Durante la mia bella e stimolante esperienza di componente della commissione teatrale del Regio di Parma, un autorevole e titolato collega mi metteva in crisi con la sua professionalità e mi stupiva per il distacco con cui viveva gli eventi musicali: con i suoi atteggiamenti sembrava sempre ribadire la superiorità della musica nella sua assolutezza artistica rispetto alla relatività delle pur apprezzabili esecuzioni sinfoniche e operistiche.
Sul più bello di infuocate riunioni o di interessanti rappresentazioni, si alzava in piedi, si vestiva di tutto punto (cappello compreso) e sorprendeva tutti con un lapidario “Adésa vag a ca…”. Una volta a richiesta spiegò come il motivo fosse il suo impegno antelucano di studio che gli imponeva di addormentarsi presto per essere appunto in grado di affrontare questo giornaliero preludio alla sua normale attività professionale in campo musicale. Non c’era verso di trattenerlo. Lo ammiravo per questa sua dedizione alla musica vera mentre io mi “distraevo” con la musica in teatro. Nei suoi gesti e nelle sue scelte non c’era niente di presuntuoso o di polemico, non intendeva prendeva le distanze dalle scelte operate dalla commissione ai cui lavori partecipava sempre, né pensava di snobbare gli spettacoli del Regio a cui non mancava mai: si teneva solo questo spazio di autonomia, quasi un ticket da pagare a chi la musica la componeva, rispetto a chi la eseguiva.

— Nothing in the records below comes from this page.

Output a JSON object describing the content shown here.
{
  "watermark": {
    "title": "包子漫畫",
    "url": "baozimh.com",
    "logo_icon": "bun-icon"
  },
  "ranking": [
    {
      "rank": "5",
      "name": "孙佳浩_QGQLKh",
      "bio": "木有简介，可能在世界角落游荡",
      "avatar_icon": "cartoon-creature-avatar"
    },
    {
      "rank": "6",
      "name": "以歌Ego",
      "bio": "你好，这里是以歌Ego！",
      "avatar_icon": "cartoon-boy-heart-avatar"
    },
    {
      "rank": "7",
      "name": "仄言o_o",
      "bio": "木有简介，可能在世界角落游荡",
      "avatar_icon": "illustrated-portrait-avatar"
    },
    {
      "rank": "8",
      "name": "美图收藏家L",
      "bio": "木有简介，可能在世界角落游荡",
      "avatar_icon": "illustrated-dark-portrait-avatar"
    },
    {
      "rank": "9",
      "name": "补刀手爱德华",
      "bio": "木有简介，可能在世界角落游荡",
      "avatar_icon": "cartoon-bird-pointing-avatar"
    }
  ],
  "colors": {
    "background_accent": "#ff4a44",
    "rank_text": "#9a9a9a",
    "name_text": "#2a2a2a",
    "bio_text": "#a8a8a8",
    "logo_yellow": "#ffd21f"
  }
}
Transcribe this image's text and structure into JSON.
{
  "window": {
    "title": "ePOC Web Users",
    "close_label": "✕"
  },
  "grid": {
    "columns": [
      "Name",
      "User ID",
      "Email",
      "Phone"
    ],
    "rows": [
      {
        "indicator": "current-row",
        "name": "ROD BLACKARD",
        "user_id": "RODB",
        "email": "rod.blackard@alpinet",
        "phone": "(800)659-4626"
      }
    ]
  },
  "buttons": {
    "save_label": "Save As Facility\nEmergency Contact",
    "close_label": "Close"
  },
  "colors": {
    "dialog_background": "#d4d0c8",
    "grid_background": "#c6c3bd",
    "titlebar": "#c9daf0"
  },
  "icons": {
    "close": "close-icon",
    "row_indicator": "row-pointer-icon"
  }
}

Mi è venuto spontaneo fare uno strano parallelismo tra l’autentico purismo di questo musicista e il purismo tattico di certi politici di sinistra, che nei momenti topici del dibattito e dello scontro si alzano in piedi e se ne vanno sbattendo la porta e gridando “Vag a fär un partì”. Il mattino dopo non si alzano presto per studiare, ma brigano per attaccare il gruppo a cui appartengono e per costituirne uno nuovo. Mentre in passato queste storiche frizioni e frazioni della sinistra erano giustificate da questioni ideologiche (massimalismo-riformismo; oriente-occidente; governo-opposizione) oggi sono caratterizzate da calcoli contingenti e strumentali (job’s act sì o no; Renzi sì o no; coalizioni sì o no). Quando uno non è d’accordo si alza, se ne va e fa un nuovo partito: i motivi e una manciata di voti si trovano sempre.
Poi magari di partitini ne fanno tre o quattro, si mettono a litigare fra di loro, dividono e disorientano l’elettorato di sinistra, fanno vincere la destra, ma il loro onore è salvo. Se durante la Resistenza al fascismo e all’indomani della caduta del regime i politici di sinistra fossero stati altrettanto radicali, avremmo ancora la monarchia e la Costituzione sarebbe di là da venire.
La politica è l’arte del compromesso ai più alti livelli possibili e non quella di segnare il proprio territorio come fanno i gatti. Superato definitivamente il bivio vocazionale sinistra di lotta-sinistra di governo, bisogna discutere di contenuti in un partito largo, plurale, aperto e innovativo, senza incaponirsi in questioni identitarie farlocche e senza difendere burocraticamente il passato che non torna più. Nella bagarre dalemian-bersanian-pisapiana vedo questo arroccamento sentimentaloide a parole, di potere nei fatti, che di politico ha ben poco. Il partito democratico è contendibile dall’interno e non sputtanabile dall’esterno. Renzi non sarà quel carismatico leader che occorrerebbe, ma nemmeno un disertore o un traditore. La linea politica può essere ampiamente discussa e migliorata. La classe dirigente può essere tranquillamente riverificata e aggiornata. Tutto ciò non autorizza nessuno ad alzarsi in piedi, a vestirsi di tutto punto (cappello compreso) e a gridare “Adésa vag a ca…”. Anche perché questi signori non vanno mai a casa e vogliono solo mandarci gli altri.